Elinden tutmuştu erkeği, gülüyordu ona. Gözleriyle gülüyordu bakarken o da. Hep bakıyordu, göğüs kafesine koyacak gibi. Ve o gözler; o gözler yok mu, o gözler, kilitlenmişti birbirlerine. Çilingirci çağırsan kâr etmez bu kilide.
 
Kadın, erkeğin çenesini okşuyordu, baş parmağıyla. Sonra, ellerini avuçladı elleriyle. Birbirini tutmuş eller, şimdi erkeğin dizinde. Kadının elleri erkeğin dizinde. Erkeğin elleri kadının ellerinin üstünde. Ve okşuyor parmaklar, parmakları bu arada.
 
Kadının gözleri gülüyordu. Erkeğin gözleri gülüyordu. Benimse, içim içime sığmıyordu. Ne ilginç, içim gülüyordu.
 
Zaman durmuş, tren durmuştu sanki. Kadın tekerlekli sandalyede. Erkek oturmuş metronun koltuğuna. Gözler aynı hizada. Muhabbet göz hizasında. Gözlerin çoğu onlarda. Onların gözleri, kendi gözlerinde.
 
Ve kadın oturuyor metroda. Tekerlekli sandalyede. Ama; ama kadının ayakları yoktu yanında. Sizin ayaklarınız var da ne olmuş. Siz koşabilir misiniz, bu sevdayı, bu yolda. Kadının ayakları bulut ve bulut olmuş sevdiği yanında. Kalktıklarında, bulut olup dolacak pantolonuna.
 
Erkeği sürmüştü, yürüyen sandalyesini yanıma kadar. Tesadüf bu ya, oturmuştu cenahıma. Ve bu yazdıklarımı, inanır mısınız onlara çaktırmadan, hemencecik yazıverdim, oracıkta hızla.
 
Ve hala, kadının elleri, erkeğin dizinin kapağında. Erkeğin elleri kadının ellerinin üstünde. Diğer elleri dokunuyor, parmakları dolaşıyor yüzlerinde usulca. Gözlerini görüyor gözleri.
 
Kadın, trenden daha hızlı yürümüş olsa gerek; erkek, toparlanmaya başladı yavaştan. Çok hızlı getirmişti o ayaklar bizi. Evet, treni de bindirmişti buluta. İnecekleri durak yaklaşmıştı sanırım, yanımdan kalktılar aşkla.

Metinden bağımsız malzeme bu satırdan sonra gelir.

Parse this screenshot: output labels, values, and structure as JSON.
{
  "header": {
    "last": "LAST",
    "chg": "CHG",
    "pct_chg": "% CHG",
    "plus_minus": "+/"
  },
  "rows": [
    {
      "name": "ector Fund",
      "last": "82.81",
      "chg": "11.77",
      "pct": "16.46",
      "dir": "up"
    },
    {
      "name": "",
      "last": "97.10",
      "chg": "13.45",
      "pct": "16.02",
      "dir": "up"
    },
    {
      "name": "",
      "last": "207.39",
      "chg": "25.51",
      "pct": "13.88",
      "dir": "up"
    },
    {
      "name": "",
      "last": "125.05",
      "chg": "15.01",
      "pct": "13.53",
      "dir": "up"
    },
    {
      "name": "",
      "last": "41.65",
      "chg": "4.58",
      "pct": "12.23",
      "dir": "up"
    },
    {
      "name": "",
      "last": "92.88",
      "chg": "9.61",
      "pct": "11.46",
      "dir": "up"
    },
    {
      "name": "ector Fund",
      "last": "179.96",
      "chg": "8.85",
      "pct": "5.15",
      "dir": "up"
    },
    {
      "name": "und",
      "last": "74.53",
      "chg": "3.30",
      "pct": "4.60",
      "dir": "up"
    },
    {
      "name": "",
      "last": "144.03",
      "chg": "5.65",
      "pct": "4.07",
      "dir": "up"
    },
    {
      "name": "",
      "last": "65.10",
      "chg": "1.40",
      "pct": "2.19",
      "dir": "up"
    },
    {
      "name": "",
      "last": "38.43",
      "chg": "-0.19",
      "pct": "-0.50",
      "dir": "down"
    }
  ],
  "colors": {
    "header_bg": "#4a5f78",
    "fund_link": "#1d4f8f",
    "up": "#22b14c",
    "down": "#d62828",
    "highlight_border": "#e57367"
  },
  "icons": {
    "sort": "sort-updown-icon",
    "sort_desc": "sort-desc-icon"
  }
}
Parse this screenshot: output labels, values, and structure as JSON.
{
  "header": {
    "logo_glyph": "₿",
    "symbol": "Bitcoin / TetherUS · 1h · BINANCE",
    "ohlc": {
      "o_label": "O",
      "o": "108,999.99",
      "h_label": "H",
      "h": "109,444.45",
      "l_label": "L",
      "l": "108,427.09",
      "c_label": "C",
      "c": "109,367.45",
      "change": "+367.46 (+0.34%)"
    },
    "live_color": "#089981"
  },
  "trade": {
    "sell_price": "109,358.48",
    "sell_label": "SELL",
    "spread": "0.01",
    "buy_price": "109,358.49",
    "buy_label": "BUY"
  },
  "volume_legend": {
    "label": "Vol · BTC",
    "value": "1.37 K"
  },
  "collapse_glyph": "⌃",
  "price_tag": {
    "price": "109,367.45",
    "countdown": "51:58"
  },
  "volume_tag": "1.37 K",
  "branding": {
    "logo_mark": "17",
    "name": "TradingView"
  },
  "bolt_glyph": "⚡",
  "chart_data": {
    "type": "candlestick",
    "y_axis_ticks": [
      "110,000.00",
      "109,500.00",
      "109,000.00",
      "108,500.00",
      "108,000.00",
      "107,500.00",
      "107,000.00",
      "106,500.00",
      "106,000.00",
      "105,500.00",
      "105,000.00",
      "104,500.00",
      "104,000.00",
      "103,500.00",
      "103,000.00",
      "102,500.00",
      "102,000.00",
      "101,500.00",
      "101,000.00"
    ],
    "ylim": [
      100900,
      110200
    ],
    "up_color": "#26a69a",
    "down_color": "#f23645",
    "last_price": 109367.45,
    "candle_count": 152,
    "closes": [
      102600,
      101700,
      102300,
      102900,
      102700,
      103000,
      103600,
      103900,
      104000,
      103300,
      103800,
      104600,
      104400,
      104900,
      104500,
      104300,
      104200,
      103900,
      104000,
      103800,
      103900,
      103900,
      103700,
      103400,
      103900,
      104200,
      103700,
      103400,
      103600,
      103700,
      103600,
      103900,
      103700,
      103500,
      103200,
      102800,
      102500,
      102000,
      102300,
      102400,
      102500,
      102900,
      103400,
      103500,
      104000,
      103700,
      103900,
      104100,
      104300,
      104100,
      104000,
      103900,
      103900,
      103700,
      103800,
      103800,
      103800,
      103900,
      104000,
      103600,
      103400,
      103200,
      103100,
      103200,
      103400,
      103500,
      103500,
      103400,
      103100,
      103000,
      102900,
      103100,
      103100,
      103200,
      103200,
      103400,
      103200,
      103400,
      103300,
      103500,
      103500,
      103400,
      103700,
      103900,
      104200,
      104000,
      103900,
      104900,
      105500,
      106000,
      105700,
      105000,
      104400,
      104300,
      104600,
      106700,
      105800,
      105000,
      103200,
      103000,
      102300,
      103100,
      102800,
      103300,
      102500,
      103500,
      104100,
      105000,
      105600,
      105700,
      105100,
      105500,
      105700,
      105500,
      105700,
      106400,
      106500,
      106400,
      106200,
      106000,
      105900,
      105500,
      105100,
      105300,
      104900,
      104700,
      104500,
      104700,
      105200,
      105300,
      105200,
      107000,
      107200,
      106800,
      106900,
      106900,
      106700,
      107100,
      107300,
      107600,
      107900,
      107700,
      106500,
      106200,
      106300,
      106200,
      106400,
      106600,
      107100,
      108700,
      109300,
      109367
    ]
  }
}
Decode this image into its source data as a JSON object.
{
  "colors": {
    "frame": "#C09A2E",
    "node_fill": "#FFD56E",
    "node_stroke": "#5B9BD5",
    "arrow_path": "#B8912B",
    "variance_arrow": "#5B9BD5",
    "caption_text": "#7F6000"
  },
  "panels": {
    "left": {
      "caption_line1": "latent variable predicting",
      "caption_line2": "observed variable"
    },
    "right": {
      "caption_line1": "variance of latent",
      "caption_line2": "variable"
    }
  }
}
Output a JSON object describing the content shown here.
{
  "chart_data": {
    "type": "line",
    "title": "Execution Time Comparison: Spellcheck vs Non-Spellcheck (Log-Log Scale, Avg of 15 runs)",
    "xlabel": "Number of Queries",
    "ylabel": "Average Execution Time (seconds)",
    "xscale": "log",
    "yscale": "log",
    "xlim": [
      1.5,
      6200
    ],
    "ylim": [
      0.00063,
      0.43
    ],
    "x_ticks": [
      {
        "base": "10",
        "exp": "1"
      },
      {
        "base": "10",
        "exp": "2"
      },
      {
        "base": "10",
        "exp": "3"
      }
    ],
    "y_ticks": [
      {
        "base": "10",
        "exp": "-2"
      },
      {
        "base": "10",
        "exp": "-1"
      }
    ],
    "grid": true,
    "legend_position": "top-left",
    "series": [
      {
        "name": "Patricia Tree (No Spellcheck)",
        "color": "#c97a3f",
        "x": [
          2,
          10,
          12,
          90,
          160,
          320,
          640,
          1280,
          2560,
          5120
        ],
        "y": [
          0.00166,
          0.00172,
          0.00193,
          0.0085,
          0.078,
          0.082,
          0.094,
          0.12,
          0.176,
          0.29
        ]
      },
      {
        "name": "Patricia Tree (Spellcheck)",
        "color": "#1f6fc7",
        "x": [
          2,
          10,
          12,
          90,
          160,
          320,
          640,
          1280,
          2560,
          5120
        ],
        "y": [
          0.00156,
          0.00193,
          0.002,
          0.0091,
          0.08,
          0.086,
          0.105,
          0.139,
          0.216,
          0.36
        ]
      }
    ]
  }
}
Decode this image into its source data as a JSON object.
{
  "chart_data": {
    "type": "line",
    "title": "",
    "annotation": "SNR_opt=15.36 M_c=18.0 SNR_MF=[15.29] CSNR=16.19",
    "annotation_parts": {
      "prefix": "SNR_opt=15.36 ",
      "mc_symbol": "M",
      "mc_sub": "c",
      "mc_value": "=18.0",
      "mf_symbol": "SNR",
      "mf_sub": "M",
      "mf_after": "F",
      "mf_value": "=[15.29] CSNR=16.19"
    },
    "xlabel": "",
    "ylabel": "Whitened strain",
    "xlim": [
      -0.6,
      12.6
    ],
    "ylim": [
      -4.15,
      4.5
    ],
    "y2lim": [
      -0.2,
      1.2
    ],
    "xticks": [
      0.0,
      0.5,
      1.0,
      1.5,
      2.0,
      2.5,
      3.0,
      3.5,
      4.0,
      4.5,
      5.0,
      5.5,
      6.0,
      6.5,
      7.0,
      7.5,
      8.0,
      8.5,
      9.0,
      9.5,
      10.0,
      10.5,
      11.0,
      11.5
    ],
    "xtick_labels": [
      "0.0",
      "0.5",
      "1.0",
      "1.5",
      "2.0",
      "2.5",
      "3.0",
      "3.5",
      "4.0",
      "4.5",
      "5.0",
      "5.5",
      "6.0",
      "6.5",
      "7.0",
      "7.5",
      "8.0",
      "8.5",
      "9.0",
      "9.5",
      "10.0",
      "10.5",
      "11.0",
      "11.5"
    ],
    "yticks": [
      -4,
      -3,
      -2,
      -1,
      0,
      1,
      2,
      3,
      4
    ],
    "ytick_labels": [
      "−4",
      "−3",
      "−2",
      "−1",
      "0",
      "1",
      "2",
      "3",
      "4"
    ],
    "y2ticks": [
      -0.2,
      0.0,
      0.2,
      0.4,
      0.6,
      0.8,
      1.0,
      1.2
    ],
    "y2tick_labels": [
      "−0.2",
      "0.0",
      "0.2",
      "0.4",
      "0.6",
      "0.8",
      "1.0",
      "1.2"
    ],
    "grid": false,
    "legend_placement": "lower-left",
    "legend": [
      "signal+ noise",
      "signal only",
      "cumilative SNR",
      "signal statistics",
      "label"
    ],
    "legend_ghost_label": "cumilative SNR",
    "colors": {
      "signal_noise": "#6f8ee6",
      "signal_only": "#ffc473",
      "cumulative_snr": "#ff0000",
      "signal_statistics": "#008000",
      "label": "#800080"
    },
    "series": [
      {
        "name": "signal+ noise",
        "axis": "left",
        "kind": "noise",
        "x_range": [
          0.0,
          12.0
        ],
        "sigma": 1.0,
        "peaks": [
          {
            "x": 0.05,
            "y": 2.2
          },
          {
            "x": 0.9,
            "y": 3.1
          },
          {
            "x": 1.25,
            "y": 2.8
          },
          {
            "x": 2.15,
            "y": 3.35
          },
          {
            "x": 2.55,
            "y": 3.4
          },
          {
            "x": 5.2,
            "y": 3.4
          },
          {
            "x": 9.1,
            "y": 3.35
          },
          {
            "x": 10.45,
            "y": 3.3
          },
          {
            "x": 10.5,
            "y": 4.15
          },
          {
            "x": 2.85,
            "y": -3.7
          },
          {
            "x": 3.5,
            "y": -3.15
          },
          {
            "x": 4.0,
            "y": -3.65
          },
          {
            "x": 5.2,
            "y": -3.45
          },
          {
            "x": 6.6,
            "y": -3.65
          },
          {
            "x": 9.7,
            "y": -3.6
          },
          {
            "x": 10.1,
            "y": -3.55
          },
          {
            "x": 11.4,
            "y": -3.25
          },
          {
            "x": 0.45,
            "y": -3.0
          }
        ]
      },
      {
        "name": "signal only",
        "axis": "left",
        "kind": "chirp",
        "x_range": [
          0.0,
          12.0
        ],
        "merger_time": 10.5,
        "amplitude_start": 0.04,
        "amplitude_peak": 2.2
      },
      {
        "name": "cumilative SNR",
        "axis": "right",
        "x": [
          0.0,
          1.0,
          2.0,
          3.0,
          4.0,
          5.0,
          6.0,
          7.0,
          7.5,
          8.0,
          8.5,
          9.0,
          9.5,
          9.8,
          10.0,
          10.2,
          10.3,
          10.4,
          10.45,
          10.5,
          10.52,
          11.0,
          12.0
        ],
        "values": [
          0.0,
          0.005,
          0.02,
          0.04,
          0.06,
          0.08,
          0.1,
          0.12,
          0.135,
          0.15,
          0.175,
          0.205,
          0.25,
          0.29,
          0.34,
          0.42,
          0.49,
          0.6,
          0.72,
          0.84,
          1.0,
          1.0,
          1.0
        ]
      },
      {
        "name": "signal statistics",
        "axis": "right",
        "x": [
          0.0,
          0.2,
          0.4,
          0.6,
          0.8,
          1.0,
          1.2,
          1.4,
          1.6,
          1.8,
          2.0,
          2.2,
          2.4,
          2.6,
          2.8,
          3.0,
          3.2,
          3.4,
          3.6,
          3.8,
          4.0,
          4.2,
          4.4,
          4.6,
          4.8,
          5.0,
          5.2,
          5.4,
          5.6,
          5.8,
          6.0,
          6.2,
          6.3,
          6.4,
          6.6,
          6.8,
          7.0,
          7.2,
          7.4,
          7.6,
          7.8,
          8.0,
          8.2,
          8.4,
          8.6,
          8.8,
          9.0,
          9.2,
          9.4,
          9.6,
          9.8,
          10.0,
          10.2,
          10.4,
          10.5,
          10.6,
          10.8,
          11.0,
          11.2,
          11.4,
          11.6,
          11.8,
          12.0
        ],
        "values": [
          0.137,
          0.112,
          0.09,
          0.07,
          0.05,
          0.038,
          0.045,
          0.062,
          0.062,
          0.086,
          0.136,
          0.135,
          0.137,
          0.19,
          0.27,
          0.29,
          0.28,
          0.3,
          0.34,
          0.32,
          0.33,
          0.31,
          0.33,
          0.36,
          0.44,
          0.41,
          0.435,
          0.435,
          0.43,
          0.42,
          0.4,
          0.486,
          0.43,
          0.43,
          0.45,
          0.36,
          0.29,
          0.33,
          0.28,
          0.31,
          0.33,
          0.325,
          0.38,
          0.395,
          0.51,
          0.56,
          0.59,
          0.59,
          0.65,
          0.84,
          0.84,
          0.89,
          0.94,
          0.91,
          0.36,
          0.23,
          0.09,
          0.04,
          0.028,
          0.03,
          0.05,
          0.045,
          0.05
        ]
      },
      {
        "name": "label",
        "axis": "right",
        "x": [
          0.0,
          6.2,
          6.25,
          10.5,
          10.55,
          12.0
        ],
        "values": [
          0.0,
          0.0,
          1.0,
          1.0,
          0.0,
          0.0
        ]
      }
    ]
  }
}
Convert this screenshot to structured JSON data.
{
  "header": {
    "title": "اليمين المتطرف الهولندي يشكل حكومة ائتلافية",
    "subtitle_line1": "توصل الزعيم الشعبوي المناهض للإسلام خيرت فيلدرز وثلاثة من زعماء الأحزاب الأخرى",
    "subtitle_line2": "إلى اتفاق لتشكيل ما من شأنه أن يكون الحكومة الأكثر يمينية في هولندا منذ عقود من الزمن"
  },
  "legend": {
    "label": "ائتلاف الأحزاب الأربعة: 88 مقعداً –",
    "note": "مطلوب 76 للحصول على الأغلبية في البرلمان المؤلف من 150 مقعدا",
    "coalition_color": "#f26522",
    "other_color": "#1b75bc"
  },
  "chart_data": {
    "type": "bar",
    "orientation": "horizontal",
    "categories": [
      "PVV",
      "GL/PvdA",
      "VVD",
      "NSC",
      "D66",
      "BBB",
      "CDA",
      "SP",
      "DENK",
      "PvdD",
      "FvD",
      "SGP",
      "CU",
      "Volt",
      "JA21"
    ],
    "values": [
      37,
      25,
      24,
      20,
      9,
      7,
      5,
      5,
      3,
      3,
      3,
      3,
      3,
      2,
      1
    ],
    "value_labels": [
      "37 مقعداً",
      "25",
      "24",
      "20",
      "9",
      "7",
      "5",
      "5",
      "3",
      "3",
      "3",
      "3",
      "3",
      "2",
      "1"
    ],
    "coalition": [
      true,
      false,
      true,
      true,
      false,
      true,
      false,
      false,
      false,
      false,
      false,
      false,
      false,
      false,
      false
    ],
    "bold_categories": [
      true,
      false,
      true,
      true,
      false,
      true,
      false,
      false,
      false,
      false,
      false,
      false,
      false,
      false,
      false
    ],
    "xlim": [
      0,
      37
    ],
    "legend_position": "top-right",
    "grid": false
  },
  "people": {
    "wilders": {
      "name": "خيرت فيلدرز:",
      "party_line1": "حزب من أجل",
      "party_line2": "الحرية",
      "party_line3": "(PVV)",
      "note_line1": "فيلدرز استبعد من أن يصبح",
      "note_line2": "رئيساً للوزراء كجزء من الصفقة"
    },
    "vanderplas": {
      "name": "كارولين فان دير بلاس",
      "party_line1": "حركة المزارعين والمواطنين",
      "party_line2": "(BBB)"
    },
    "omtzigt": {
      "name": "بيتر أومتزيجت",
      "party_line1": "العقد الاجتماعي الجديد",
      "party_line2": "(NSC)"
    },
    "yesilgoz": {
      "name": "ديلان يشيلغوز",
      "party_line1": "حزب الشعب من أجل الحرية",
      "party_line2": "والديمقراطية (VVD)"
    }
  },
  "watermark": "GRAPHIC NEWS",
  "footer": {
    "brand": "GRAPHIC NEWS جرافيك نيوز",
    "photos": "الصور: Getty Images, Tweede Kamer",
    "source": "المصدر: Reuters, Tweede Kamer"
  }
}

Erkek tuttu sandalyeyi kolçağından, sevdiğinin elini tutar gibi. Sürdü metronun kapısına tekerlekli sandalyeyi. Ve kayboldular, istasyonun asansöründen bulutlara. Ben de son verdim yazıma.
 
Sonra, yazının imlâlarını düzeltirken düşündüm. Ben aslında, o sandalyede sevmeyi gördüm, yanındaydı en sevgilisi.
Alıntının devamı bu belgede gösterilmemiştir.